A menudo me parece que vivo en un circo en el que la orden del día son personas que no se alimentan sanamente, ni saben vestirse de un modo decente y de acuerdo a su cuerpo, ni tampoco muestran saber comportarse civilmente. Hablan en tonos altos de voz y decoran cada oración con un “mi amor, mi cielo, mama, mamita”. Muchos solo conocen opciones alimentarias que incluyen combos agrandados con papas fritas en aceite animal, refrescos anormalmente enormes con derecho a refill, azúcar en sus mil y una representaciones y ni hablar del consumo de frutas y vegetales, que queda terminantemente excluído del plato.

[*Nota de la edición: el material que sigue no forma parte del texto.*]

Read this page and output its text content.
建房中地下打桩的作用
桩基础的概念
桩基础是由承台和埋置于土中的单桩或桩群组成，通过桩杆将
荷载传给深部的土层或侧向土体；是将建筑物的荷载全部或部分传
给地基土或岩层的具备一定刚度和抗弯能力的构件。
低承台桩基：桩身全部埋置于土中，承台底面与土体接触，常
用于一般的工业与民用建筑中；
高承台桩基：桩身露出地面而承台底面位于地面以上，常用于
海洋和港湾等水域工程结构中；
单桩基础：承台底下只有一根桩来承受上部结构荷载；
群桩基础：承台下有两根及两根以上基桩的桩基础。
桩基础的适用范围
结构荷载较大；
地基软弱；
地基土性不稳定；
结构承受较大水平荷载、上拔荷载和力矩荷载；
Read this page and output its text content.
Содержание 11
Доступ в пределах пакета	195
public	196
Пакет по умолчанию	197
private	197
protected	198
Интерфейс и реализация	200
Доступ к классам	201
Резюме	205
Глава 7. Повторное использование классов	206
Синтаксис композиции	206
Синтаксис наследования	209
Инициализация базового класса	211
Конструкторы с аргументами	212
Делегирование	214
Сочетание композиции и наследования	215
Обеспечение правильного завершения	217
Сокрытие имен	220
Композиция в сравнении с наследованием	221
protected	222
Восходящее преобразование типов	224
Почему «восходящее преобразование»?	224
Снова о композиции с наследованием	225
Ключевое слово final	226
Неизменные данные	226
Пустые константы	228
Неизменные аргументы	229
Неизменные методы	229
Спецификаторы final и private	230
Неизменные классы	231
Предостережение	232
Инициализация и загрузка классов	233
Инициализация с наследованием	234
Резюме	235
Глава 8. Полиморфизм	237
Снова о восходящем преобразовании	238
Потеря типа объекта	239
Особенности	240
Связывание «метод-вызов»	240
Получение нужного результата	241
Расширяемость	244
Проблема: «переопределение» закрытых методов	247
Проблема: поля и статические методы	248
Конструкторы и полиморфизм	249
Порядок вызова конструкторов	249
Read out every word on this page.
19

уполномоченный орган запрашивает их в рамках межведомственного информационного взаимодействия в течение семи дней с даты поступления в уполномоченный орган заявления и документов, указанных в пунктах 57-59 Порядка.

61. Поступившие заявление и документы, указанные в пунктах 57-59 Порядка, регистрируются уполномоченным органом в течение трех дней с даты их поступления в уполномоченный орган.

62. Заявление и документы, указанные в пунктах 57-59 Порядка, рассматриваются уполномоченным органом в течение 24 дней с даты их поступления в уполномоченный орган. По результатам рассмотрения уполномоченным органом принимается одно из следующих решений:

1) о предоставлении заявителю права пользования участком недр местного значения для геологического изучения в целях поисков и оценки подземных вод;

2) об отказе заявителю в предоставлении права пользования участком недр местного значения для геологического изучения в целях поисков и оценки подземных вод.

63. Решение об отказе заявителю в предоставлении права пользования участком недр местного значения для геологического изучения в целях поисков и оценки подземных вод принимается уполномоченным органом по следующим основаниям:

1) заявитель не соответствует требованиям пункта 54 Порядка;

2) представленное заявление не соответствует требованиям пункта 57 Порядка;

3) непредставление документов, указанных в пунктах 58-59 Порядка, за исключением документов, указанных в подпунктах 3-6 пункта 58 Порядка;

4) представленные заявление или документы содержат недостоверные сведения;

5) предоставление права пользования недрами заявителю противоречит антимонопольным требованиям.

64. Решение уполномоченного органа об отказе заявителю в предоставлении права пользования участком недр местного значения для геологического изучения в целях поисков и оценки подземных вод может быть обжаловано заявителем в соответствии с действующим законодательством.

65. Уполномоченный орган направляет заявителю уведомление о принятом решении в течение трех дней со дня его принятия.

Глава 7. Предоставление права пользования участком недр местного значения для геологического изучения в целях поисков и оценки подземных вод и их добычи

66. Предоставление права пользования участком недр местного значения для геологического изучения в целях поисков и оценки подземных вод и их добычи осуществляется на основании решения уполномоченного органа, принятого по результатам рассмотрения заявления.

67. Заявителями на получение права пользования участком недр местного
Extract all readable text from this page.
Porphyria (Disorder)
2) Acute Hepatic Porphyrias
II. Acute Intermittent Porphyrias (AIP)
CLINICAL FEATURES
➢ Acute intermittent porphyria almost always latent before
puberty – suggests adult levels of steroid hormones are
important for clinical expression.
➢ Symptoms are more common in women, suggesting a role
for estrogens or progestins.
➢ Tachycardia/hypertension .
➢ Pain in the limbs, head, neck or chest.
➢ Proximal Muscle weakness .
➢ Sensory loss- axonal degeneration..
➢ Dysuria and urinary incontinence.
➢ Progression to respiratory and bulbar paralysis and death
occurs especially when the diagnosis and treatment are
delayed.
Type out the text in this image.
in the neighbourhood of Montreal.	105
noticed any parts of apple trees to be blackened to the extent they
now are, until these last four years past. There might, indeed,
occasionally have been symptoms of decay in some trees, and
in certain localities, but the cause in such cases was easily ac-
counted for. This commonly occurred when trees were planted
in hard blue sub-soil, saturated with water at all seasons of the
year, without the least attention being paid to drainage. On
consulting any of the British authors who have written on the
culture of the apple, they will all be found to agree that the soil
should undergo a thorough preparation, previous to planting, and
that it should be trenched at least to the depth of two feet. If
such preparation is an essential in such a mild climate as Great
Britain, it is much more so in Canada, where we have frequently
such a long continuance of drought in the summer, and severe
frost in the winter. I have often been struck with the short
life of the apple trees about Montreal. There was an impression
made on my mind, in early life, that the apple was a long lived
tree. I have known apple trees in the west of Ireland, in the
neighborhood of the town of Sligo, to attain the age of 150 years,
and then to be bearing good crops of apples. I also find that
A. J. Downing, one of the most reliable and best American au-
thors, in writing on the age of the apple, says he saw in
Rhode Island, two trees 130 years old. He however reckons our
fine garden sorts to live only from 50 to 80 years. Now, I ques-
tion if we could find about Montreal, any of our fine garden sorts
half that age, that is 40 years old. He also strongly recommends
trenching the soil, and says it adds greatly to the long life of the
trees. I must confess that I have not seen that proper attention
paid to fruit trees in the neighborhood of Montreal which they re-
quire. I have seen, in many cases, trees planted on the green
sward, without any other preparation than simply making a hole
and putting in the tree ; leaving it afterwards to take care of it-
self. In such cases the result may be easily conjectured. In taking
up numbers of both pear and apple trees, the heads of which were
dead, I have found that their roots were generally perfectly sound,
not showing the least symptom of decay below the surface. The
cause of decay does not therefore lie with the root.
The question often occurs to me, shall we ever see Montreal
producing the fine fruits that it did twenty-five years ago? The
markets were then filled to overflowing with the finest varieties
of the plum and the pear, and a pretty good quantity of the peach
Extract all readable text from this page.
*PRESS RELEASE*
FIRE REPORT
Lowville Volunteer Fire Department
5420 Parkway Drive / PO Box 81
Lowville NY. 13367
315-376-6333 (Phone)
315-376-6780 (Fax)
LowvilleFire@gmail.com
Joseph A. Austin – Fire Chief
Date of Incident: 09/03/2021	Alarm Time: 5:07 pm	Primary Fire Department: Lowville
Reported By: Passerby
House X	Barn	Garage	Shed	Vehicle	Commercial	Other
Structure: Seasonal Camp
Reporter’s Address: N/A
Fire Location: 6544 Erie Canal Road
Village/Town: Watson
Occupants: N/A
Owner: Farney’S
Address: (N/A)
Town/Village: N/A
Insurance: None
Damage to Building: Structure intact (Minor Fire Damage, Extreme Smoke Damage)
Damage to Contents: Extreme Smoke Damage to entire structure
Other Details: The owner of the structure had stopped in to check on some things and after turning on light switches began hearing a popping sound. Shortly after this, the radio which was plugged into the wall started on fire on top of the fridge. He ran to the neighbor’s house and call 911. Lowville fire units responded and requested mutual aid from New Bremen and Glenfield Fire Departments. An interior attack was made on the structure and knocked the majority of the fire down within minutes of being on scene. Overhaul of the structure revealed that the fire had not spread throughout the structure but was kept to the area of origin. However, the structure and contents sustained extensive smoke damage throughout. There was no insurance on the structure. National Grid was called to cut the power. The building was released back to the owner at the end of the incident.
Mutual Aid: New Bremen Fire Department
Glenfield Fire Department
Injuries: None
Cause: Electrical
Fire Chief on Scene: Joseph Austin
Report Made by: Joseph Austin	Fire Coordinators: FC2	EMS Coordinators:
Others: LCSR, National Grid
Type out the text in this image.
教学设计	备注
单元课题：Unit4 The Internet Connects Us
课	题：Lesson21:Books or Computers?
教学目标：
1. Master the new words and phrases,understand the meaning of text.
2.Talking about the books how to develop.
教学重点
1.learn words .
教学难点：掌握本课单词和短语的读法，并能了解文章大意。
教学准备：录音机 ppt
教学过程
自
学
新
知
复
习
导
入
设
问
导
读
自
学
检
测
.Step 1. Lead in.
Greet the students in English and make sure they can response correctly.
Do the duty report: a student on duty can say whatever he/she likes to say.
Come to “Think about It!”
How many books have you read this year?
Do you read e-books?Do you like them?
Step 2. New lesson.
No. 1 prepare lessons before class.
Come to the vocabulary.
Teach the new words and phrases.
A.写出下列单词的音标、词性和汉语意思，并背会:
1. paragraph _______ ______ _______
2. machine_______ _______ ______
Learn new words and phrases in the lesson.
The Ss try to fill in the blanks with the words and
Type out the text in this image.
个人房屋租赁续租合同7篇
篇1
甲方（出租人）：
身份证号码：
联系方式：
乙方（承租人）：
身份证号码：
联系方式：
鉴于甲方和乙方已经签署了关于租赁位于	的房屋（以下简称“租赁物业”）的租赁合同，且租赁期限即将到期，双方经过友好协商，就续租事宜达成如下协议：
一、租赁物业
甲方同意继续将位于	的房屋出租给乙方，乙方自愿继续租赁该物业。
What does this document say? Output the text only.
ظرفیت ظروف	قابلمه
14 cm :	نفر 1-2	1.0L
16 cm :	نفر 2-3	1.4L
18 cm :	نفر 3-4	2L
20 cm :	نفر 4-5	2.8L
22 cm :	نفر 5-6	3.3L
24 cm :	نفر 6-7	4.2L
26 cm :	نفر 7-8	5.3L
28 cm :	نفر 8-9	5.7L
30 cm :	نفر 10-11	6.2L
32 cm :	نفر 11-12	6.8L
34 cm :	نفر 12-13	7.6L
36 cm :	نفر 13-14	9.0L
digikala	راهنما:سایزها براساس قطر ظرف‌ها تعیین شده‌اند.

Personas que procuran un estilo de vida saludable o alterno a la norma, conforman un grupo minoritario en este circo. Casi a diario me encuentro ante personas que al ver mis opciones para el almuerzo, me formulan preguntas como: “¿estás a dieta?”, “no rebajes más porque te vas a desaparecer” o, “¿de qué tu padeces? “. Mi padecimiento es querer ser saludable; punto y se acabó. Hago lo que funciona para mí y no pretendo que sea la norma para todos, pero lo que sí me hierve la sangre es sentirme como una marciana constantemente. La noción de la medicina preventiva o de estilos de vida alternativos queda constantemente excluído de la norma o de lo que se establece como normal en este país.

Ante este panorama, me enfrento a la disyuntiva: ¿realmente estaré pidiendo demasiado o seré yo la que en realidad tenga que modificarme? ¿Cómo hago para sentirme parte de esta sociedad sin cambiar mis valores o poner en juego mi salud?

No comer carne o elegir decisiones alimentarias saludables equivale, muy lamentablemente, a ser extraterrestre en esta isla. Me preocupa sobremanera la dejadez y la baja autoestima que padecemos como pueblo. No es de sorprendernos pues, que los hospitales, los CDT y las clínicas mentales o psicológicas se desbordan a diario con multitudes de pacientes y padecimientos crónicos. Tampoco nos debe alertar que ya a los veinte años, existan personas que padecen de condiciones severas como resultado de sus malas decisiones y estilos de vida corrosivos. Que niños sufran de diabetes, que no hayan comido nunca vegetales y peor de todo, que tampoco tengan dónde recurrir a obtener educación sobre esto.

En una sociedad en la que esto sea lo esperado, lo aceptado y el diferente, el que no sigue las normas e intenta vivir su vida de modo alternativo, procurando la salud, queda excluído, ¿qué podemos esperar?